Let me start by giving a "little" back ground information: I had my first bladder infection at the age of 3. It was very traumatic and I remember it well. I remember telling my mother over and over that I had to pee even though I had just went. I remember being distraught over having to be in the car on the way to the Dr's office. How could I be away from the bathroom that long? To this day I have a mild sort of PTSD every time it starts to feel like I am going to have a bladder infection.
In my 20's, after years and years of bladder infections, I trusted a urologist who "dilated" my urethra in his office. He said I had strictures which were causing the infections. After that I had to go home and sit in a bathtub with warm water to ease the pain and wondered if I would ever be comfortable enough to get out of that tub again. I sat in there for hours. The good news was the procedure dramatically reduced my infections. What also helped, for those of you that might have this problem, was ALWAYS voiding before and after sex (no matter what) and wiping front to back. Such a simple thing to not introduce E. Coli into the urethra.

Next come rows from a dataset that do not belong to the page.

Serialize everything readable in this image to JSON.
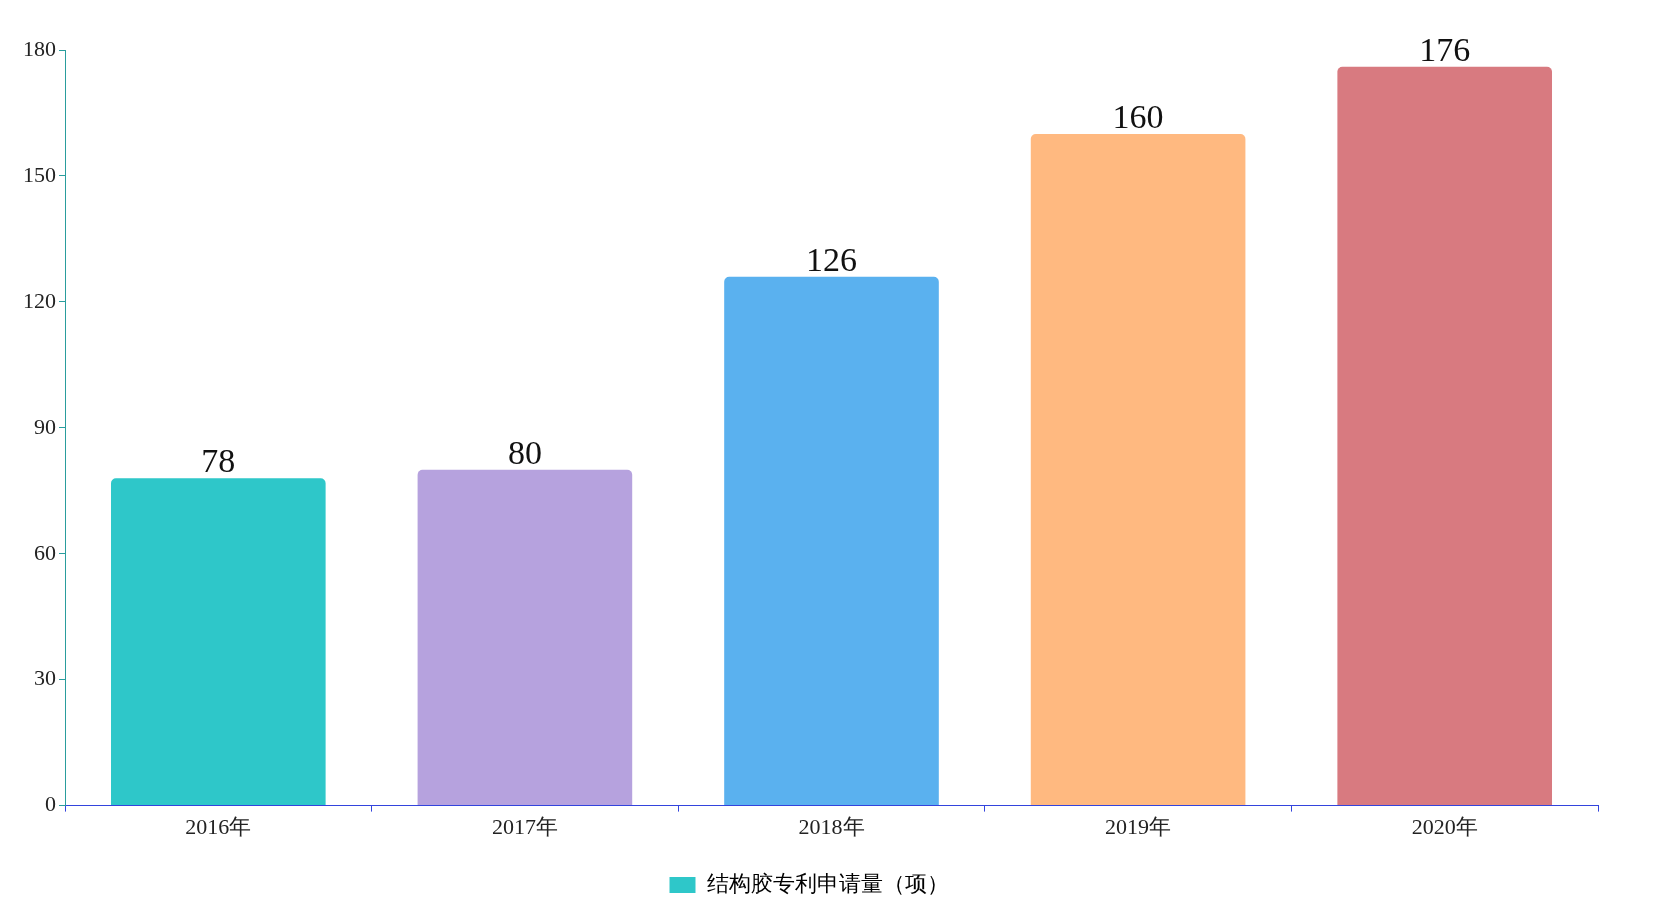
{
  "chart_data": {
    "type": "bar",
    "categories": [
      "2016年",
      "2017年",
      "2018年",
      "2019年",
      "2020年"
    ],
    "series": [
      {
        "name": "结构胶专利申请量（项）",
        "color": "#2ec7c9",
        "colors": [
          "#2ec7c9",
          "#b6a2de",
          "#5ab1ef",
          "#ffb980",
          "#d87a80"
        ],
        "values": [
          78,
          80,
          126,
          160,
          176
        ]
      }
    ],
    "ylim": [
      0,
      180
    ],
    "yticks": [
      0,
      30,
      60,
      90,
      120,
      150,
      180
    ],
    "grid": false,
    "legend": "bottom",
    "data_labels": true
  }
}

When I was 30, I was told I had an incurable condition called adenomyosis. The only way to cure my 2 weeks of back pain I had every month would be to have a hysterectomy. Not a nurse at the time and naive to what this would really to do me, I was ready to be pain free. I opted for the hysterectomy. Afterwards I discovered that without a cervix, my orgasms would never be the same and that without a uterus my bladder and urethra would drop over time. The pathology on my uterus ended up coming back as endometriosis, maybe not curable but at least treatable. They don't do hysterectomies now like they did back then.
In my 40's the incontinence was rapidly becoming out of control. I could not jump, run, laugh, sneeze, or cough without peeing on myself. As a nurse you hear and see all the horror stories of good surgeries gone bad. I was scared to death to have anything artificial put in my body. Erosion of my bladder or my urethra would lead to a life of constant and continual urinary leakage, not to mention infection, and smell! As a young vibrant woman, not an option for me.

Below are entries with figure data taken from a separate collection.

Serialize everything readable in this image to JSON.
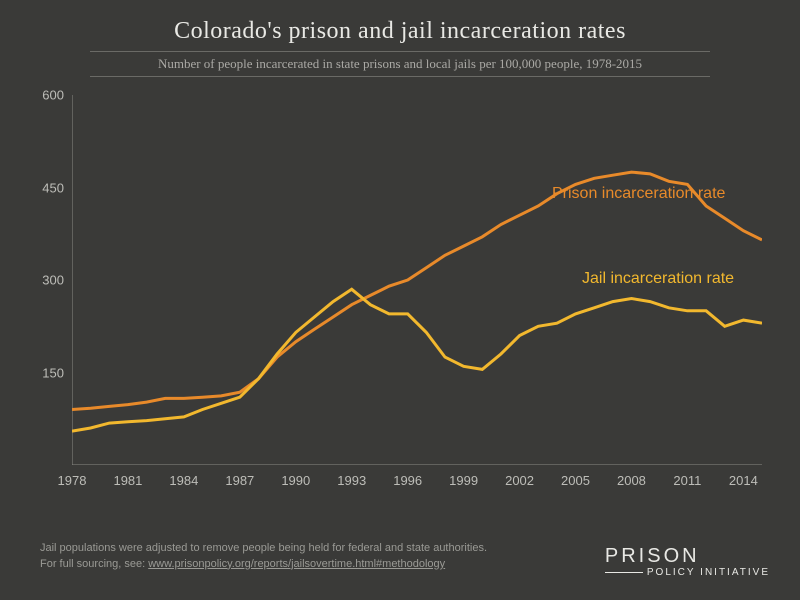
{
  "title": "Colorado's prison and jail incarceration rates",
  "subtitle": "Number of people incarcerated in state prisons and local jails per 100,000 people, 1978-2015",
  "chart": {
    "type": "line",
    "background_color": "#3a3a38",
    "axis_color": "#8a8a85",
    "tick_label_color": "#bdbdb8",
    "tick_fontsize": 13,
    "line_width": 3,
    "xlim": [
      1978,
      2015
    ],
    "ylim": [
      0,
      600
    ],
    "y_ticks": [
      150,
      300,
      450,
      600
    ],
    "x_ticks": [
      1978,
      1981,
      1984,
      1987,
      1990,
      1993,
      1996,
      1999,
      2002,
      2005,
      2008,
      2011,
      2014
    ],
    "series": [
      {
        "name": "Prison incarceration rate",
        "label": "Prison incarceration rate",
        "color": "#e88a2a",
        "label_x": 480,
        "label_y": 90,
        "years": [
          1978,
          1979,
          1980,
          1981,
          1982,
          1983,
          1984,
          1985,
          1986,
          1987,
          1988,
          1989,
          1990,
          1991,
          1992,
          1993,
          1994,
          1995,
          1996,
          1997,
          1998,
          1999,
          2000,
          2001,
          2002,
          2003,
          2004,
          2005,
          2006,
          2007,
          2008,
          2009,
          2010,
          2011,
          2012,
          2013,
          2014,
          2015
        ],
        "values": [
          90,
          92,
          95,
          98,
          102,
          108,
          108,
          110,
          112,
          118,
          140,
          175,
          200,
          220,
          240,
          260,
          275,
          290,
          300,
          320,
          340,
          355,
          370,
          390,
          405,
          420,
          440,
          455,
          465,
          470,
          475,
          472,
          460,
          455,
          420,
          400,
          380,
          365
        ]
      },
      {
        "name": "Jail incarceration rate",
        "label": "Jail incarceration rate",
        "color": "#f2b82e",
        "label_x": 510,
        "label_y": 175,
        "years": [
          1978,
          1979,
          1980,
          1981,
          1982,
          1983,
          1984,
          1985,
          1986,
          1987,
          1988,
          1989,
          1990,
          1991,
          1992,
          1993,
          1994,
          1995,
          1996,
          1997,
          1998,
          1999,
          2000,
          2001,
          2002,
          2003,
          2004,
          2005,
          2006,
          2007,
          2008,
          2009,
          2010,
          2011,
          2012,
          2013,
          2014,
          2015
        ],
        "values": [
          55,
          60,
          68,
          70,
          72,
          75,
          78,
          90,
          100,
          110,
          140,
          180,
          215,
          240,
          265,
          285,
          260,
          245,
          245,
          215,
          175,
          160,
          155,
          180,
          210,
          225,
          230,
          245,
          255,
          265,
          270,
          265,
          255,
          250,
          250,
          225,
          235,
          230
        ]
      }
    ]
  },
  "footnote_line1": "Jail populations were adjusted to remove people being held for federal and state authorities.",
  "footnote_line2_prefix": "For full sourcing, see: ",
  "footnote_link": "www.prisonpolicy.org/reports/jailsovertime.html#methodology",
  "logo_top": "PRISON",
  "logo_bottom": "POLICY INITIATIVE"
}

I opted for a BURCH procedure done by a highly recommended surgeon in 2007. 5 days into my recovery with a foley catheter attached to my leg, I had to pull a drowning 70 pound dog out of our pool. I was home alone and dog sitting. I couldn't let my niece's dog drown. I just couldn't. The other mistake I made after that surgery was to start exercising right after my 6 weeks post-op period ended which included boot camp (jumping) and running. In hindsight I should've gave myself more time to heal completely. Afterwards I never was completely incontinent free but it was better than it had been in years.
Over the last 4 years I am pretty close to where I was at my worst. Tired of years and years of having this problem I sought advice from multiple experts. The answer is a TOT surgery. Transorbital Tape. From what I understand he is going to go through the top of my inner thighs and insert a piece of tape that my urethra with rest on. The tape will give it the support it needs to keep from dropping down and leaking. It's a fast 20 minute procedure. The recovery: lifting nothing heavier than 10 pounds for 6 weeks. As a nurse this mean no work for 6 weeks.
I didn't arrive at the decision lightly but I can honestly say I don't know what I am more excited about, getting my urinary incontinence fixed once and for all or having 6 weeks off work.
I have been under a lot of stress lately. I severely injured my neck last year which lead to a long year of uncertainty and limited exercise. My 4 kids have their own issues (good and bad) and as their mom, I get involved and try to help them as much as I can. My long time co-worker retired in January which left her position to me. I gladly took her position but it came with a price of more stress and responsibility.
So for me 6 weeks off work means having 6 weeks where I can focus my time & attention on me. I can read, meditate, get more than 6 hours of sleep, prepare healthy meals, do activities that don't require lifting, like scrap-booking and knitting. I will visit my grandma & my parents, water my garden, basically be more emotionally present in my life and my loved ones lives.
I love my job as a nurse but I won't lie, it does drain me, physically and emotionally. I am looking forward to this time of healing to allow my body to recover and my mind to recharge.